Osée 2, 16-25 ou 1 Corinthiens 7, 25-40

« Je vais la séduire, la conduire au désert »

Mgr Albert Rouet

Source Vives : Vivre le désert, n° 138, p. 124

 

On dit facilement que le désert dénude. C’est vite dit. Il dépouille du superflu, il rend l’indispensable encore plus essentiel. Les outres d’eau et les piquets de tente deviennent précieux. La vie se suspend à quelques objets nécessaires. Ni l’opulence, ni la misère, mais cette pauvreté qui sait ce qu’elle doit aux choses utiles. Habiter le désert leur donne un goût vital. Ainsi pour la parole : ni discours, ni mutisme, mais bien ce qu’il faut.

Homme de la ville, saint Paul demande à Timothée d’insister à temps et à contre-temps. Le propos concerne les fidèles. Dans le désert du monde, il convient d’être plus circonspect. D’abord écouter les rumeurs du vent, les silences subits, le chant du sable, les sifflements des pierres qui craquent. Plein de bruits font sens. La parole devient juste quand elle s’ajuste à ces soupirements, à ces cris. En cela, elle répond. Si l’Eglise n’aime pas le désert qui l’habite, elle n’entendra rien et ne parlera à personne.

C’est tout aussi vrai pour sa prière. A trop insister sur la prière comme dialogue, on perd de vue que la prière nourrit le désir. Elle prend conscience de la distance et, par là-même, ouvre le désert à traverser avant de rejoindre la Montagne de Dieu. Elie, là-haut, rencontre un surprenant Dieu de douce brise qui l’envoie en mission. Le prophète retraverse le désert. Ainsi marcheront les Mages.

Le désert intérieur à l’Eglise possède de nombreuses pistes. Aucune ne traverse tous les points. Il lui suffit d’avancer. Cette nécessité souligne une vérité : que la marche passe toujours par une fragmentation de l’espace : un seul chemin à la fois. Le renoncement à la globalité, à tout saisir, à vouloir être présent partout, à parler sur tous les sujets, cette ascèse est indispensable en ces terres arides où l’ardeur compte plus que l’emprise, et l’espérance plus que l’amplitude. Sinon, le quadrillage fige de manière illusoire un espace que traverse le vent. L’impossible à faire système caractérise le désert. Sinon, il fait retourner aux pièges desséchés de la captivité.

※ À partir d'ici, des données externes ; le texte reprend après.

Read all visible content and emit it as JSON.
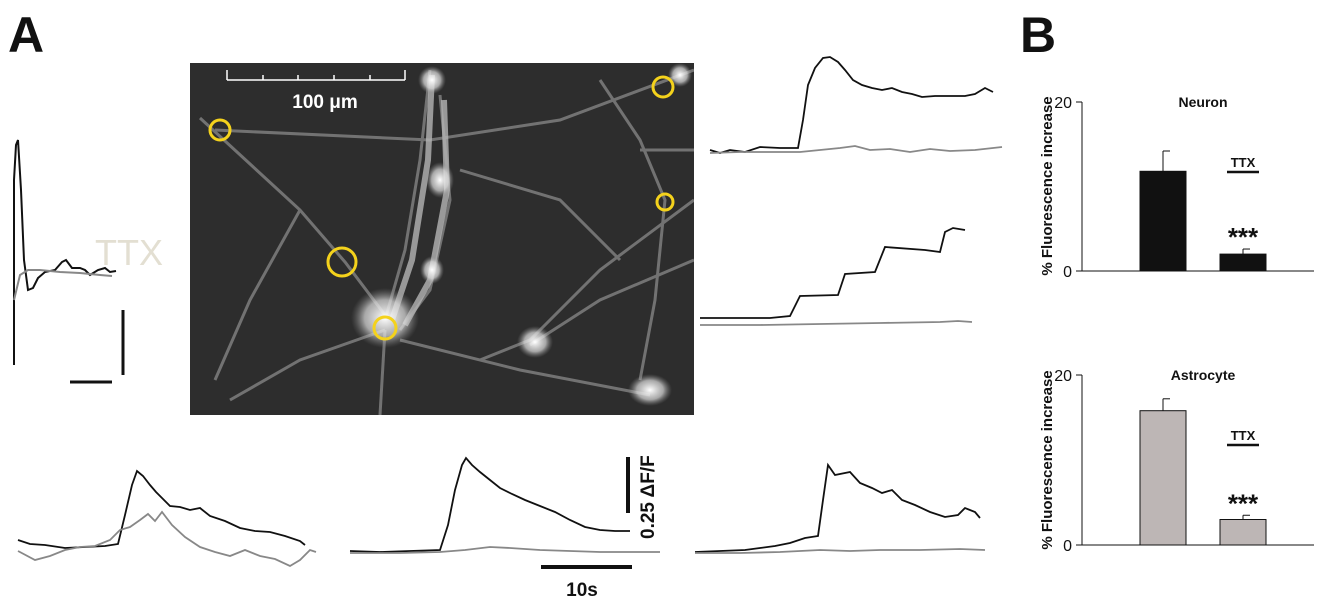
{
  "panel_labels": {
    "a": "A",
    "b": "B"
  },
  "micrograph": {
    "scale_label": "100 μm"
  },
  "inset": {
    "label": "TTX"
  },
  "scale_bars": {
    "amplitude": "0.25 ΔF/F",
    "time": "10s"
  },
  "colors": {
    "control": "#111111",
    "ttx_trace": "#888888",
    "ttx_inset_label": "#e3dfd2",
    "neuron_bar": "#111111",
    "astrocyte_bar": "#bdb6b5",
    "roi": "#f4d21c"
  },
  "chart_data": [
    {
      "type": "bar",
      "title": "Neuron",
      "ylabel": "% Fluorescence increase",
      "ylim": [
        0,
        20
      ],
      "yticks": [
        0,
        20
      ],
      "categories": [
        "",
        "TTX"
      ],
      "values": [
        11.8,
        2.0
      ],
      "errors": [
        2.4,
        0.6
      ],
      "annotations": [
        "",
        "***"
      ]
    },
    {
      "type": "bar",
      "title": "Astrocyte",
      "ylabel": "% Fluorescence increase",
      "ylim": [
        0,
        20
      ],
      "yticks": [
        0,
        20
      ],
      "categories": [
        "",
        "TTX"
      ],
      "values": [
        15.8,
        3.0
      ],
      "errors": [
        1.4,
        0.5
      ],
      "annotations": [
        "",
        "***"
      ]
    }
  ]
}
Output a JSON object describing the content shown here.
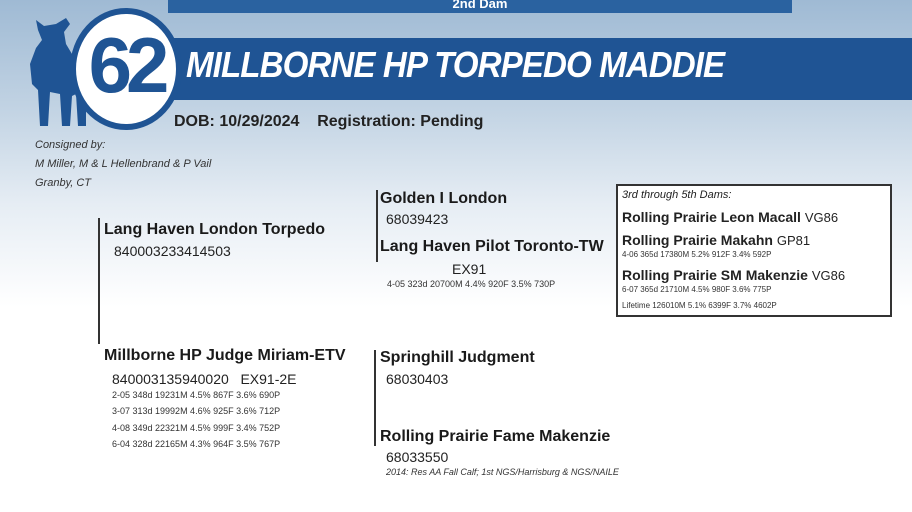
{
  "header": {
    "top_bar": "2nd Dam",
    "lot_number": "62",
    "title": "MILLBORNE HP TORPEDO MADDIE",
    "dob": "DOB: 10/29/2024",
    "registration": "Registration: Pending",
    "brand_color": "#1f5494",
    "icon": "cow-silhouette-icon"
  },
  "consignor": {
    "label": "Consigned by:",
    "names": "M Miller, M & L Hellenbrand & P Vail",
    "location": "Granby, CT"
  },
  "sire": {
    "name": "Lang Haven London Torpedo",
    "reg": "840003233414503"
  },
  "sire_sire": {
    "name": "Golden I London",
    "reg": "68039423"
  },
  "sire_dam": {
    "name": "Lang Haven Pilot Toronto-TW",
    "score": "EX91",
    "record": "4-05 323d 20700M 4.4% 920F 3.5% 730P"
  },
  "dam": {
    "name": "Millborne HP Judge Miriam-ETV",
    "reg": "840003135940020   EX91-2E",
    "records": [
      "2-05 348d 19231M 4.5% 867F 3.6% 690P",
      "3-07 313d 19992M 4.6% 925F 3.6% 712P",
      "4-08 349d 22321M 4.5% 999F 3.4% 752P",
      "6-04 328d 22165M 4.3% 964F 3.5% 767P"
    ]
  },
  "dam_sire": {
    "name": "Springhill Judgment",
    "reg": "68030403"
  },
  "dam_dam": {
    "name": "Rolling Prairie Fame Makenzie",
    "reg": "68033550",
    "note": "2014: Res AA Fall Calf; 1st NGS/Harrisburg & NGS/NAILE"
  },
  "dams_box": {
    "label": "3rd through 5th Dams:",
    "dams": [
      {
        "name": "Rolling Prairie Leon Macall",
        "score": "VG86",
        "records": []
      },
      {
        "name": "Rolling Prairie Makahn",
        "score": "GP81",
        "records": [
          "4-06 365d 17380M 5.2% 912F 3.4% 592P"
        ]
      },
      {
        "name": "Rolling Prairie SM Makenzie",
        "score": "VG86",
        "records": [
          "6-07 365d 21710M 4.5% 980F 3.6% 775P",
          "Lifetime 126010M 5.1% 6399F 3.7% 4602P"
        ]
      }
    ]
  }
}
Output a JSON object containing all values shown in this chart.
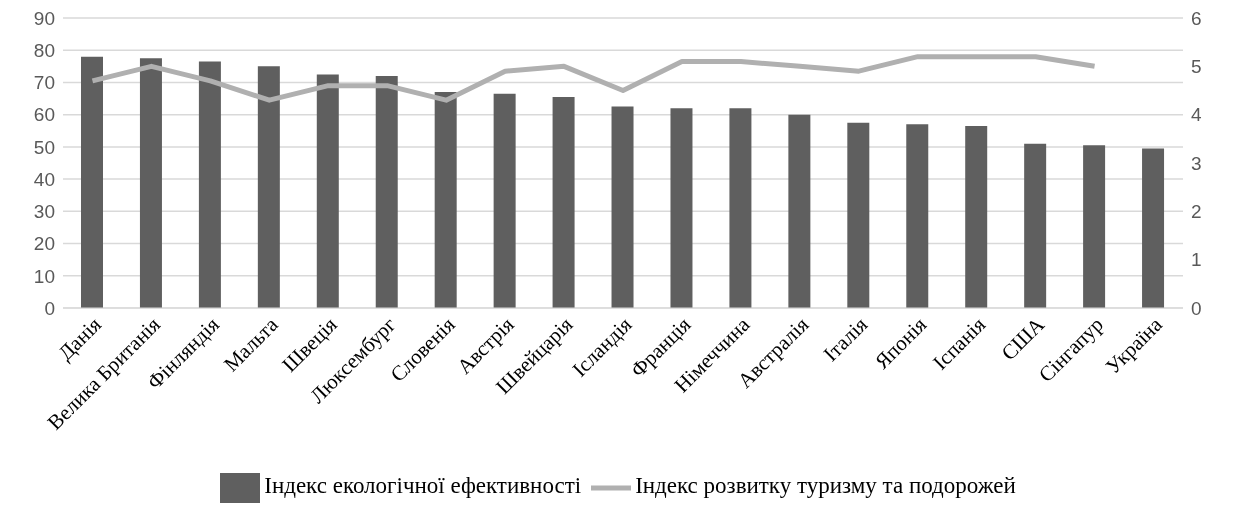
{
  "chart_data": {
    "type": "bar",
    "categories": [
      "Данія",
      "Велика Британія",
      "Фінляндія",
      "Мальта",
      "Швеція",
      "Люксембург",
      "Словенія",
      "Австрія",
      "Швейцарія",
      "Ісландія",
      "Франція",
      "Німеччина",
      "Австралія",
      "Італія",
      "Японія",
      "Іспанія",
      "США",
      "Сінгапур",
      "Україна"
    ],
    "series": [
      {
        "name": "Індекс екологічної ефективності",
        "color": "#5f5f5f",
        "values": [
          78,
          77.5,
          76.5,
          75,
          72.5,
          72,
          67,
          66.5,
          65.5,
          62.5,
          62,
          62,
          60,
          57.5,
          57,
          56.5,
          51,
          50.5,
          49.5
        ]
      },
      {
        "name": "Індекс розвитку туризму та подорожей",
        "type": "line",
        "axis": "y2",
        "color": "#b0b0b0",
        "values": [
          4.7,
          5.0,
          4.7,
          4.3,
          4.6,
          4.6,
          4.3,
          4.9,
          5.0,
          4.5,
          5.1,
          5.1,
          5.0,
          4.9,
          5.2,
          5.2,
          5.2,
          5.0,
          null
        ]
      }
    ],
    "ylim": [
      0,
      90
    ],
    "yticks": [
      0,
      10,
      20,
      30,
      40,
      50,
      60,
      70,
      80,
      90
    ],
    "y2lim": [
      0,
      6
    ],
    "y2ticks": [
      0,
      1,
      2,
      3,
      4,
      5,
      6
    ],
    "grid": "y",
    "legend": "bottom",
    "marker": "none",
    "line_style": "solid"
  }
}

L’enjeu de cet espace indéfini est considérable : il garde intacte l’espérance du Royaume. Il ne cherche pas à en tracer définitivement les contours. Sans arrêt, le vent modèle les dunes ; ainsi le Royaume, comme mouvement, ne se tient pas ici ou là, pas même au désert. Mais il faut beaucoup de déserts pour apprendre qu’il est autre. C’est à ce prix que le désert devient le lieu de la rencontre, dans la pesanteur des étapes et la liberté du désir. Alors les deux aspects, de l’alliance et des périls, en appellent au même courage, au même combat : oser affronter à mains nues l’espace aride et flamboyant du désir de l’Autre, du désir de Dieu.